Integrate $\int \frac{x^3}{3+3x^2} $

Question

Integrate $$\int \frac{x^3}{3+3x^2} $$

I want to solve it using only this formula-

$$\int \frac{ f(x)}{f’(x)} dx = \ln (f(x)) $$

$f(x) = 3+3x^2$

$f’(x) = 6x$

Therefore, $\frac{1}{6} (x^2) \int \frac{6x}{3+ 3x^2} dx = \frac{1}{6} (x^2) \ln (3+3x^2) + C $

why is my answer wrong ?

Answer 1

But $$\ln(f(x))$$ has the first derivative $$\frac{f'(x)}{f(x)}$$

Answer 2

Your formula:

$$\int \frac{ f(x)}{f’(x)} dx = \ln (f(x))$$

...is wrong!
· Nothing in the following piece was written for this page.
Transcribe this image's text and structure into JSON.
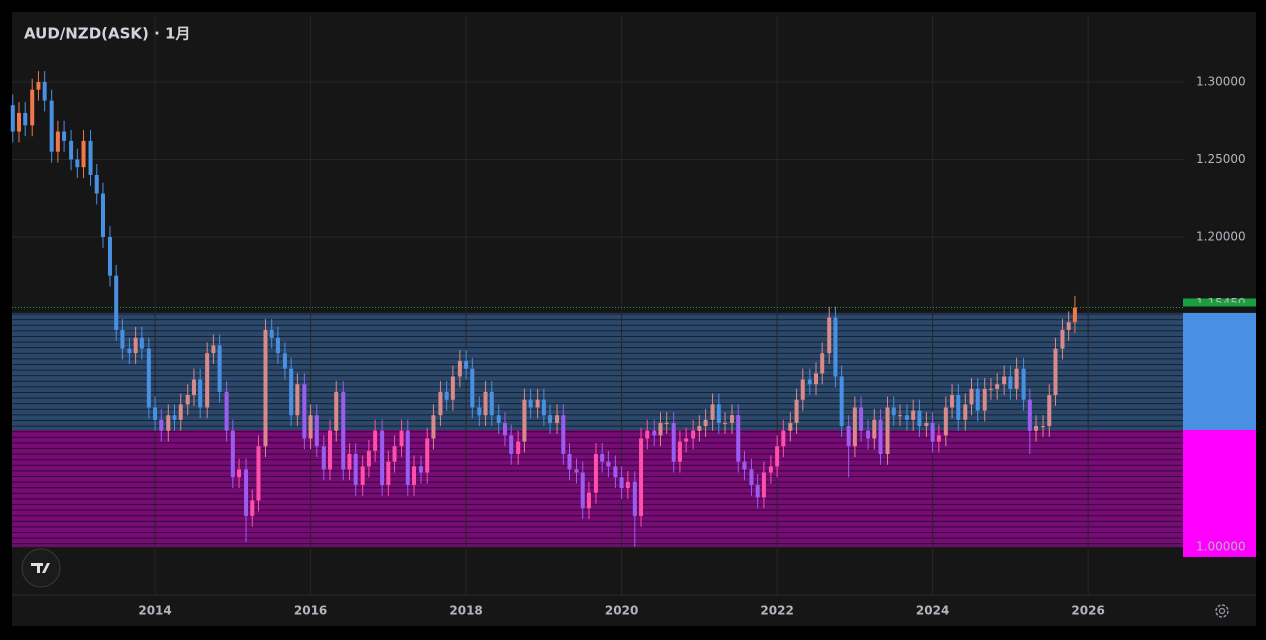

It should be:

$$\int \frac{ f'(x)}{f(x)} dx = \ln (f(x))$$

Answer 3

\begin{align} \int{\frac{x^3}{3+3x^2}\ dx} &=\frac13\int{\left(x-\frac{x}{x^2+1}\right)\ dx}\\ &=\frac13\int{\left(x-\frac12\frac{2x}{x^2+1}\right)\ dx}\\ &\quad\vdots\\ &=\frac16\left(x^2-\ln(x^2+1)\right)+C \end{align}